Note that the exact critical values of the sequential tests for testing \(k=2\) upper outliers can be obtained by plugging the expressions of \(d_1\) in (43) and \(d_2\) in (44) into

$$\begin{aligned} \Pr [U_1<d_1,U_2<d_2|\bar{H}] =1-2 \beta + \Pr [U_1>d_1,U_2>d_2|\bar{H}] =1-\alpha , \end{aligned}$$

where \(\alpha \) is the significance level.

Therefore, for \(\alpha =0.05\), we obtain the value of \(\beta =0.025427\) which yields the critical values to be \(d_1= 0.907936\) and \(d_2=0.983191\) using (43) and (44).

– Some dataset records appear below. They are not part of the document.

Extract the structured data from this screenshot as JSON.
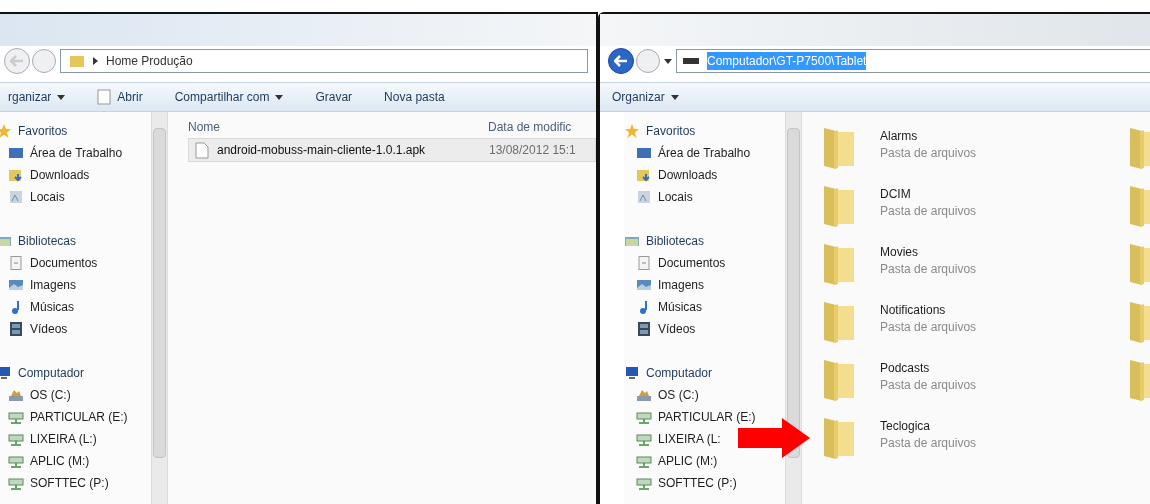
{
  "windows": [
    {
      "address": {
        "crumbs": [
          "Home Produção"
        ],
        "selected": false
      },
      "toolbar": [
        {
          "label": "rganizar",
          "kind": "menu"
        },
        {
          "label": "Abrir",
          "kind": "open"
        },
        {
          "label": "Compartilhar com",
          "kind": "menu"
        },
        {
          "label": "Gravar",
          "kind": "plain"
        },
        {
          "label": "Nova pasta",
          "kind": "plain"
        }
      ],
      "sidebar": [
        {
          "label": "Favoritos",
          "children": [
            {
              "label": "Área de Trabalho"
            },
            {
              "label": "Downloads"
            },
            {
              "label": "Locais"
            }
          ]
        },
        {
          "label": "Bibliotecas",
          "children": [
            {
              "label": "Documentos"
            },
            {
              "label": "Imagens"
            },
            {
              "label": "Músicas"
            },
            {
              "label": "Vídeos"
            }
          ]
        },
        {
          "label": "Computador",
          "children": [
            {
              "label": "OS (C:)"
            },
            {
              "label": "PARTICULAR (E:)"
            },
            {
              "label": "LIXEIRA (L:)"
            },
            {
              "label": "APLIC (M:)"
            },
            {
              "label": "SOFTTEC (P:)"
            }
          ]
        }
      ],
      "columns": [
        "Nome",
        "Data de modific"
      ],
      "files": [
        {
          "name": "android-mobuss-main-cliente-1.0.1.apk",
          "date": "13/08/2012 15:1",
          "selected": true
        }
      ]
    },
    {
      "address": {
        "text": "Computador\\GT-P7500\\Tablet",
        "selected": true
      },
      "toolbar": [
        {
          "label": "Organizar",
          "kind": "menu"
        }
      ],
      "sidebar": [
        {
          "label": "Favoritos",
          "children": [
            {
              "label": "Área de Trabalho"
            },
            {
              "label": "Downloads"
            },
            {
              "label": "Locais"
            }
          ]
        },
        {
          "label": "Bibliotecas",
          "children": [
            {
              "label": "Documentos"
            },
            {
              "label": "Imagens"
            },
            {
              "label": "Músicas"
            },
            {
              "label": "Vídeos"
            }
          ]
        },
        {
          "label": "Computador",
          "children": [
            {
              "label": "OS (C:)"
            },
            {
              "label": "PARTICULAR (E:)"
            },
            {
              "label": "LIXEIRA (L:"
            },
            {
              "label": "APLIC (M:)"
            },
            {
              "label": "SOFTTEC (P:)"
            }
          ]
        }
      ],
      "folders": [
        {
          "name": "Alarms",
          "type": "Pasta de arquivos"
        },
        {
          "name": "DCIM",
          "type": "Pasta de arquivos"
        },
        {
          "name": "Movies",
          "type": "Pasta de arquivos"
        },
        {
          "name": "Notifications",
          "type": "Pasta de arquivos"
        },
        {
          "name": "Podcasts",
          "type": "Pasta de arquivos"
        },
        {
          "name": "Teclogica",
          "type": "Pasta de arquivos"
        }
      ]
    }
  ]
}
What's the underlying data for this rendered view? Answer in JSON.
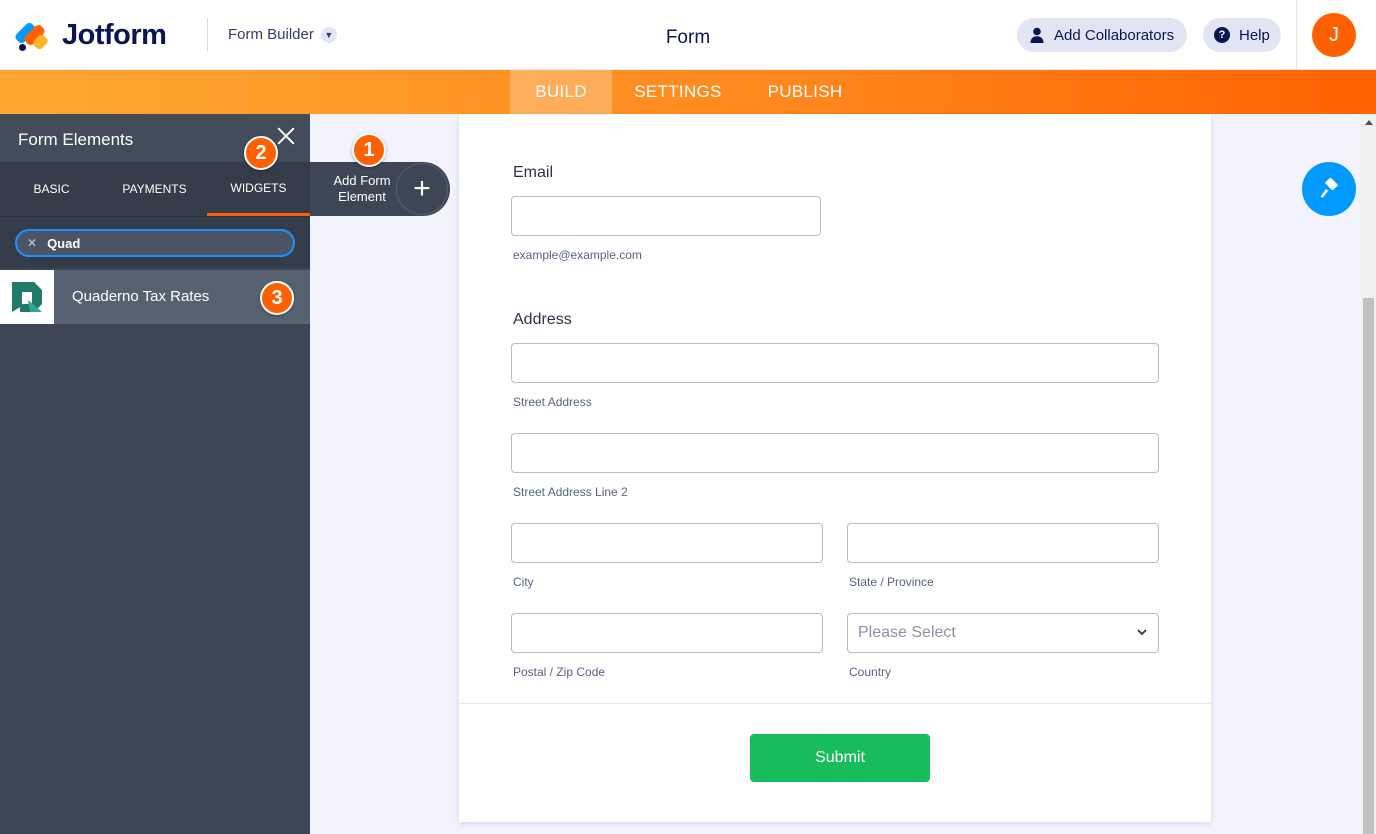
{
  "header": {
    "logo_text": "Jotform",
    "menu_label": "Form Builder",
    "page_title": "Form",
    "collaborators_label": "Add Collaborators",
    "help_label": "Help",
    "avatar_initial": "J"
  },
  "nav": {
    "tabs": [
      {
        "label": "BUILD",
        "active": true
      },
      {
        "label": "SETTINGS",
        "active": false
      },
      {
        "label": "PUBLISH",
        "active": false
      }
    ]
  },
  "sidebar": {
    "title": "Form Elements",
    "tabs": [
      {
        "label": "BASIC",
        "active": false
      },
      {
        "label": "PAYMENTS",
        "active": false
      },
      {
        "label": "WIDGETS",
        "active": true
      }
    ],
    "search_value": "Quad",
    "result_label": "Quaderno Tax Rates"
  },
  "add_element": {
    "label": "Add Form Element"
  },
  "badges": [
    "1",
    "2",
    "3"
  ],
  "form": {
    "email": {
      "label": "Email",
      "sublabel": "example@example.com"
    },
    "address": {
      "label": "Address",
      "street_sublabel": "Street Address",
      "street2_sublabel": "Street Address Line 2",
      "city_sublabel": "City",
      "state_sublabel": "State / Province",
      "postal_sublabel": "Postal / Zip Code",
      "country_sublabel": "Country",
      "country_placeholder": "Please Select"
    },
    "submit_label": "Submit"
  },
  "colors": {
    "brand_orange": "#ff6100",
    "brand_blue": "#0099ff",
    "submit_green": "#18bd5b",
    "sidebar_bg": "#3c4654"
  }
}
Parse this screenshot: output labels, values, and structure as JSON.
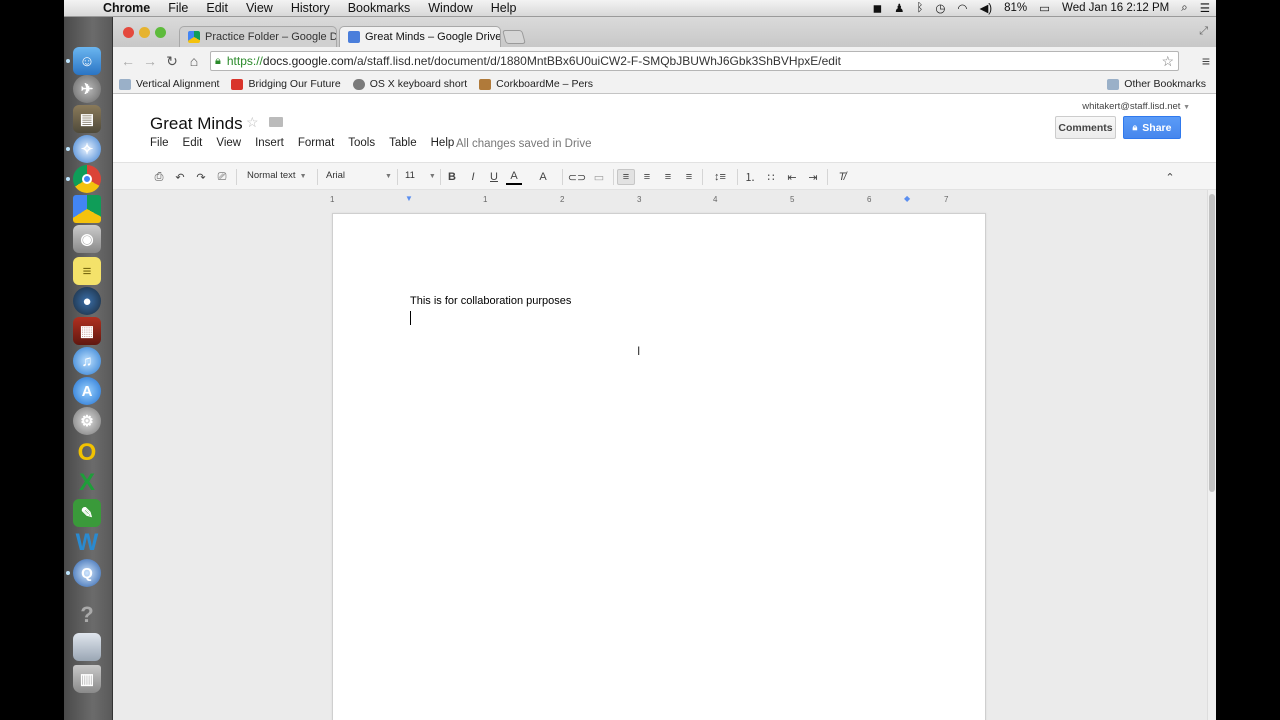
{
  "menubar": {
    "app_name": "Chrome",
    "items": [
      "File",
      "Edit",
      "View",
      "History",
      "Bookmarks",
      "Window",
      "Help"
    ],
    "battery": "81%",
    "datetime": "Wed Jan 16  2:12 PM"
  },
  "dock": {
    "icons": [
      "finder-icon",
      "launchpad-icon",
      "file-manager-icon",
      "safari-icon",
      "chrome-icon",
      "google-drive-icon",
      "photo-booth-icon",
      "stickies-icon",
      "webcam-icon",
      "photo-icon",
      "itunes-icon",
      "app-store-icon",
      "system-preferences-icon",
      "o-app-icon",
      "excel-icon",
      "evernote-icon",
      "word-icon",
      "quicktime-icon",
      "help-icon",
      "folder-icon",
      "trash-icon"
    ]
  },
  "tabs": [
    {
      "title": "Practice Folder – Google Dri",
      "active": false
    },
    {
      "title": "Great Minds – Google Drive",
      "active": true
    }
  ],
  "address_bar": {
    "scheme": "https://",
    "host": "docs.google.com",
    "path": "/a/staff.lisd.net/document/d/1880MntBBx6U0uiCW2-F-SMQbJBUWhJ6Gbk3ShBVHpxE/edit"
  },
  "bookmarks": [
    {
      "label": "Vertical Alignment",
      "color": "#9ab0c8"
    },
    {
      "label": "Bridging Our Future",
      "color": "#d9342b"
    },
    {
      "label": "OS X keyboard short",
      "color": "#7a7a7a"
    },
    {
      "label": "CorkboardMe – Pers",
      "color": "#b07a3a"
    }
  ],
  "bookmarks_other": "Other Bookmarks",
  "doc": {
    "title": "Great Minds",
    "menus": [
      "File",
      "Edit",
      "View",
      "Insert",
      "Format",
      "Tools",
      "Table",
      "Help"
    ],
    "save_status": "All changes saved in Drive",
    "account": "whitakert@staff.lisd.net",
    "comments_label": "Comments",
    "share_label": "Share",
    "style_value": "Normal text",
    "font_value": "Arial",
    "size_value": "11",
    "body_text": "This is for collaboration purposes"
  },
  "ruler_labels": [
    "1",
    "1",
    "2",
    "3",
    "4",
    "5",
    "6",
    "7"
  ],
  "colors": {
    "share_blue": "#4787ed",
    "menubar_bg": "#e6e6e6",
    "workspace_bg": "#ebebeb"
  }
}
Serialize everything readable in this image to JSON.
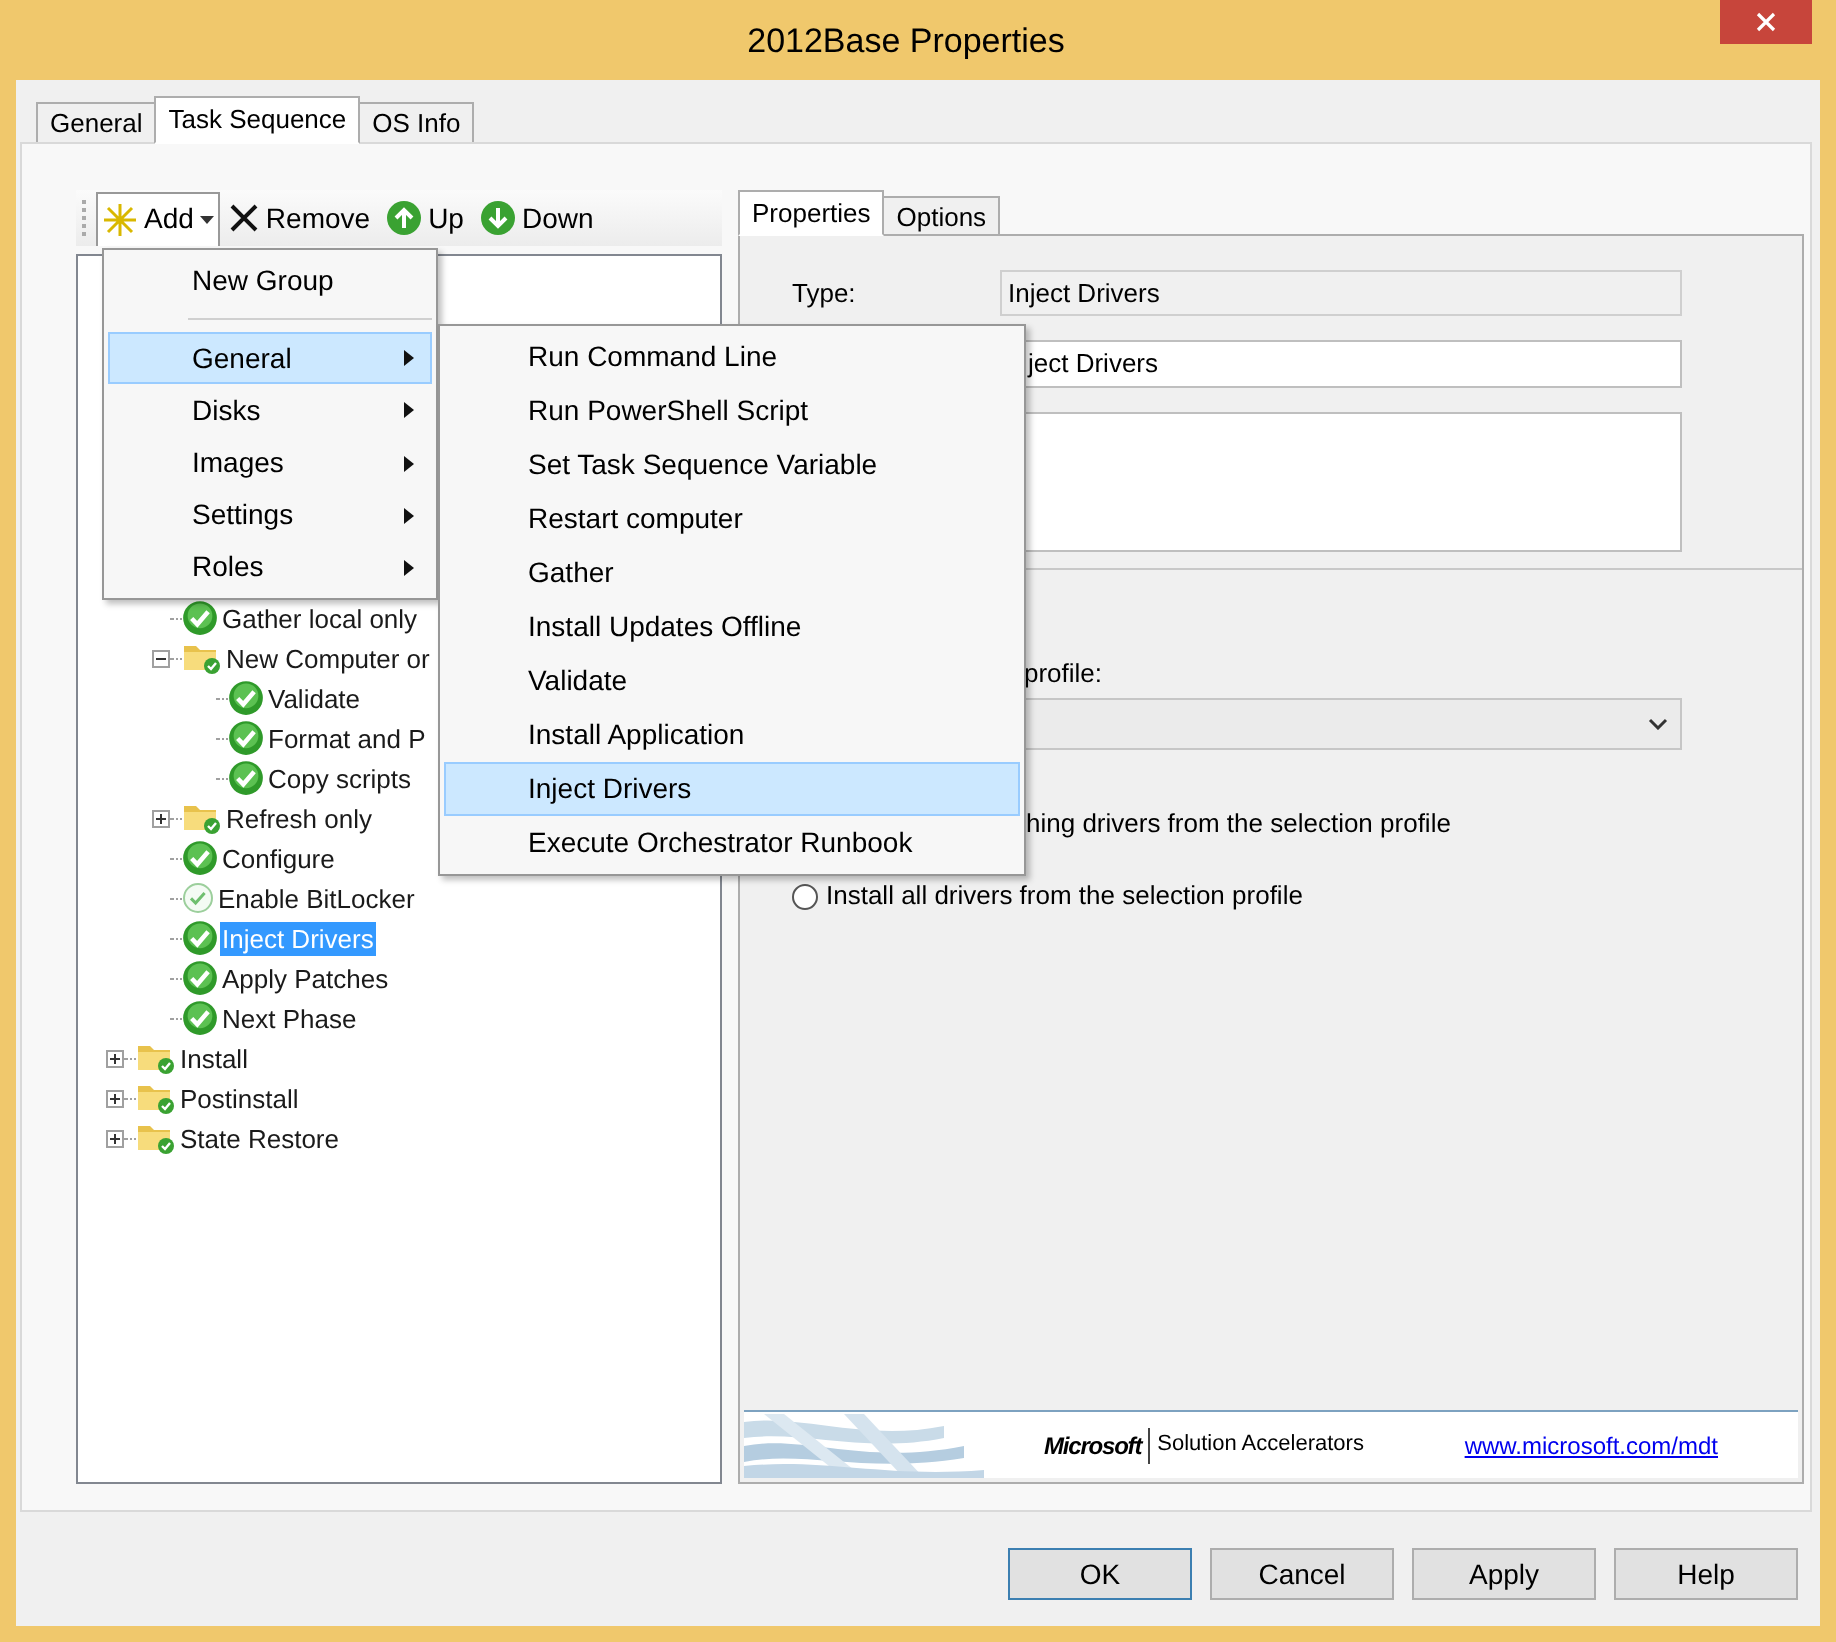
{
  "window": {
    "title": "2012Base Properties"
  },
  "tabs": [
    {
      "label": "General",
      "selected": false
    },
    {
      "label": "Task Sequence",
      "selected": true
    },
    {
      "label": "OS Info",
      "selected": false
    }
  ],
  "toolbar": {
    "add": "Add",
    "add_open": true,
    "remove": "Remove",
    "up": "Up",
    "down": "Down"
  },
  "tree": {
    "items": [
      {
        "kind": "hidden_group",
        "children": [
          {
            "kind": "step",
            "label": "Gather local only",
            "disabled": false,
            "selected": false
          },
          {
            "kind": "group",
            "label": "New Computer or",
            "expanded": true,
            "selected": false,
            "children": [
              {
                "kind": "step",
                "label": "Validate",
                "disabled": false,
                "selected": false
              },
              {
                "kind": "step",
                "label": "Format and P",
                "disabled": false,
                "selected": false
              },
              {
                "kind": "step",
                "label": "Copy scripts",
                "disabled": false,
                "selected": false
              }
            ]
          },
          {
            "kind": "group",
            "label": "Refresh only",
            "expanded": false,
            "selected": false
          },
          {
            "kind": "step",
            "label": "Configure",
            "disabled": false,
            "selected": false
          },
          {
            "kind": "step",
            "label": "Enable BitLocker",
            "disabled": true,
            "selected": false
          },
          {
            "kind": "step",
            "label": "Inject Drivers",
            "disabled": false,
            "selected": true
          },
          {
            "kind": "step",
            "label": "Apply Patches",
            "disabled": false,
            "selected": false
          },
          {
            "kind": "step",
            "label": "Next Phase",
            "disabled": false,
            "selected": false
          }
        ]
      },
      {
        "kind": "group",
        "label": "Install",
        "expanded": false,
        "selected": false
      },
      {
        "kind": "group",
        "label": "Postinstall",
        "expanded": false,
        "selected": false
      },
      {
        "kind": "group",
        "label": "State Restore",
        "expanded": false,
        "selected": false
      }
    ]
  },
  "add_menu": {
    "items": [
      {
        "kind": "item",
        "label": "New Group",
        "selected": false
      },
      {
        "kind": "separator"
      },
      {
        "kind": "submenu",
        "label": "General",
        "selected": true
      },
      {
        "kind": "submenu",
        "label": "Disks",
        "selected": false
      },
      {
        "kind": "submenu",
        "label": "Images",
        "selected": false
      },
      {
        "kind": "submenu",
        "label": "Settings",
        "selected": false
      },
      {
        "kind": "submenu",
        "label": "Roles",
        "selected": false
      }
    ]
  },
  "general_submenu": {
    "items": [
      {
        "label": "Run Command Line",
        "selected": false
      },
      {
        "label": "Run PowerShell Script",
        "selected": false
      },
      {
        "label": "Set Task Sequence Variable",
        "selected": false
      },
      {
        "label": "Restart computer",
        "selected": false
      },
      {
        "label": "Gather",
        "selected": false
      },
      {
        "label": "Install Updates Offline",
        "selected": false
      },
      {
        "label": "Validate",
        "selected": false
      },
      {
        "label": "Install Application",
        "selected": false
      },
      {
        "label": "Inject Drivers",
        "selected": true
      },
      {
        "label": "Execute Orchestrator Runbook",
        "selected": false
      }
    ]
  },
  "detail_tabs": [
    {
      "label": "Properties",
      "selected": true
    },
    {
      "label": "Options",
      "selected": false
    }
  ],
  "properties": {
    "type_label": "Type:",
    "type_value": "Inject Drivers",
    "name_value": "ject Drivers",
    "profile_label": "profile:",
    "radios": [
      {
        "label": "hing drivers from the selection profile"
      },
      {
        "label": "Install all drivers from the selection profile",
        "selected": false
      }
    ]
  },
  "banner": {
    "brand": "Microsoft",
    "product": "Solution Accelerators",
    "link": "www.microsoft.com/mdt"
  },
  "buttons": [
    {
      "label": "OK",
      "default": true
    },
    {
      "label": "Cancel",
      "default": false
    },
    {
      "label": "Apply",
      "default": false
    },
    {
      "label": "Help",
      "default": false
    }
  ]
}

Once we calculate the critical values, we can compute the various performance measures discussed in Sect. 6 by plugging the probabilities in (41–51) and (39) for different size of shifts \(b<1\). For example, for \(b=0.5\), the P, \(\textit{NSP}\), \(\textit{SP}\), \(\textit{NSE}\), \({ PL}_1\), \({ PL}_2\) and \({ PL}_3\) are 0.00113, 0.00057, 0, 0.48379, 0.00008, 0.00048 and 0.01564 respectively.